When those negotiations fell through, Van Hovell said, Donner took the position that Pluimers could be extradited under several conditions including the important provision that if he is sentenced, he would be allowed to serve that sentence in the Netherlands.
"Apparently the American authorities could not agree to that condition," Van Hovell said. "The U.S. authorities could not guarantee that he would be able to serve his sentence in the Netherlands."
But U.S. officials tell a different story.
According to Department of Justice spokesman Wyn Hornbuckle, the United States did agree to Pluimers' repatriation to serve out his sentence.
"The United States has for many years provided such assurances in cases in which we have sought the extradition of Dutch nationals, and they have been accepted by the Dutch government," Hornbuckle said.
And yet, in this case, the Dutch government refused to extradite Pluimers, he said.
Van Hovell acknowledged that in 2008 the Dutch Justice Minister Hirsch Ballin made the decision not to extradite Pluimers, and it appears that he is not going to face trial in the Netherlands over the charges.
"Our public prosecutor will not pursue anything against him because at the time the alleged crime took place it was not a punishable offense in the Netherlands," Van Hovell said.
The only other recent action in the matter came on March 24, 2008, when D.C.-based attorney Wick Sollers appeared in the New Jersey district court on behalf of Pluimers to say that his client would appear four days later to enter a guilty plea in the case.
But Pluimers never showed up and no guilty plea was ever entered.
These days, Pluimers is believed to still be active in business, but attempts to reach him through Sollers this week were unsuccessful.
Reached at his law office in The Hague yesterday, Mischa Wladimiroff, who handled Pluimers' case before Sollers, said the United States has been beating a dead horse in pursuing its extradition.
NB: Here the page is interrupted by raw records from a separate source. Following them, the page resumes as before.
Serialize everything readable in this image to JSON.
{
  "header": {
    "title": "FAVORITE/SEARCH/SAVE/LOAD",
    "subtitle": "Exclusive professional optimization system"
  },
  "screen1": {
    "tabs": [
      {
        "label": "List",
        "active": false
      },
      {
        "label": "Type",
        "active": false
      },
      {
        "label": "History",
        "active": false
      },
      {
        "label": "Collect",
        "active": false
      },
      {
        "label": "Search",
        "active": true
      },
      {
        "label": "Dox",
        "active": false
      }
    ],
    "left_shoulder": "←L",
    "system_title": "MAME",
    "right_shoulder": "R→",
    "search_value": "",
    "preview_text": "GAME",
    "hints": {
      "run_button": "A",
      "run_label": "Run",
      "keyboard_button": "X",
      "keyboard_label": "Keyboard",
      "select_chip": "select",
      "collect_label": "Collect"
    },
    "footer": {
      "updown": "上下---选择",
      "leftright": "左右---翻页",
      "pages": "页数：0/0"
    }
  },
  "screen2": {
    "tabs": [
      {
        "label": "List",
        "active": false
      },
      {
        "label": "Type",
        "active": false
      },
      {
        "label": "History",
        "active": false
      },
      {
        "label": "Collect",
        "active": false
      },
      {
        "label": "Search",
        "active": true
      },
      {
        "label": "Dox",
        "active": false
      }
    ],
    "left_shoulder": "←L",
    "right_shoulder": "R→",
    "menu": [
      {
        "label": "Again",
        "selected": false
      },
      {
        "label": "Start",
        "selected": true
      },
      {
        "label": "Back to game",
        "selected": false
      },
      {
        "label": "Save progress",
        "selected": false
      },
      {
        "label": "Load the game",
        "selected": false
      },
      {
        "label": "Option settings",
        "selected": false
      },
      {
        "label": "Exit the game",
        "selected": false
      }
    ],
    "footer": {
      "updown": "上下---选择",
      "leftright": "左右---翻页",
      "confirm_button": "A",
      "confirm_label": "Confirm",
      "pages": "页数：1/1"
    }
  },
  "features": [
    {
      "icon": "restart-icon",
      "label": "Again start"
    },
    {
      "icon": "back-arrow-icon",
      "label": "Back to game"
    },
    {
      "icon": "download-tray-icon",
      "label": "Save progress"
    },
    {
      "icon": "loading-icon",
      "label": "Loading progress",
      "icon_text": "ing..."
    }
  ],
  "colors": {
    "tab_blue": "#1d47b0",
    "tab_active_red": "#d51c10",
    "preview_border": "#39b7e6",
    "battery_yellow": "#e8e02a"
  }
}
"From my perspective the case has already been archived," Wladimiroff said. "It's old history, it has been dealt with, end of story."
Wladimiroff said he knew that Pluimers had been included on EPA's fugitives list but dismissed the move as an attempt by the U.S. government to satisfy its own ego.
"It may be an issue for the U.S. officials. Those people who believe if you write up a list and keep on writing it then justice is done," Wladimiroff said. "You keep people on lists and, well, it's more or less a symbol. We're not concerned with those kind of things here in Europe."